Sabe, he animado a varios compañeros
de la Facultad, ¡hombre!, para que se den una pasada los sábados, pero todavía
no ha llegado ninguno. También invité a la taquillera del cine, a la vecina que
regaña al adolescente, y al adolescente bocazas también. No me lo va a creer…
ellos ya fueron a la plaza. No sé cuánto tiempo voy a continuar con las
lecturas; por ahora, confieso que me siento tan comprometido como satisfecho.
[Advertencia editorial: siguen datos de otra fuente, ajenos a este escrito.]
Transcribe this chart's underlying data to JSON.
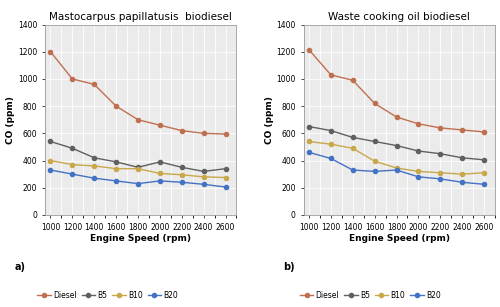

El sábado pasado llegó un par
de músicos, los cuales ofrecieron acompañar algunas de las poesías a ritmo de
charango y quena. Poco a poco, fueron acudiendo varios amigos de los músicos y
el ambiente se puso bueno. No sólo estaban ya mis libros, sino también otros
que los muchachos iban sacando, y mejor aún, hubo tiempo para leer poemas
inéditos. Por turnos, fuimos leyendo embelesados hasta que el policía que cuida
la plaza se asustó de ver a tanto joven con el pelo largo, camisas de manta y
sandalias. Le aclaramos que no ocupábamos “polvo” para extasiarnos, que se
tranquilizara, nadie de nosotros iba a causar disturbio. Le compartimos café
con pan; él, mientras tanto, se sentó un rato a escucharnos.
Estoy consciente, reitero, que esta
inquietud a la que he dado alas, no es gran cosa. Cualquiera podría decir: ¿qué
significan diez o veinte personas convocadas por el verso? De acuerdo, no es
algo descomunal, pero es un hálito que mantiene mi ilusión por la vida, una
esperanza para que la ausencia no me despoje. Aun así tengo que luchar contra
un gusanillo que me escarba las ideas, que me hace recordar aquel poema de
Vallejo en el que dice, entre otras dagas, que un albañil muere al caer del
techo y ya no almuerza, y se pregunta entonces por el sentido de innovar, de
abstraerse en el tropo, en la metáfora…
No tengo respuestas a esa inquietud, pero la intuición
me dice que la poesía es más que un alarde. Creo que es antes que nada pasión,
y sé que hay de pasiones a pasiones. El verso para mí es pulsión, sangre
caliente que me arroja a la vida y me salva del hielo. Es una vertiente, como
podrán sin duda existir otras, que me hace palpar los amaneceres y los
crepúsculos, la tristeza y el júbilo de la gente, que me induce a juntar mis
manos y mi voz con otras manos y otras voces. Es por eso que me siento poeta..
aun sin escribir versos.
Con franqueza, no puedo negarle que en este quehacer he encontrado
sentido a mis horas bajas… y le cuento, en confianza, que me entra una
tentación de leer los poemas en el recorrido del autobús, para ver si se
levanta un poquito el ánimo de los pasajeros. Bueno, voy tomando valor, en
medio de esta vorágine. Yo creo que, al fin, he encontrado un punto de partida.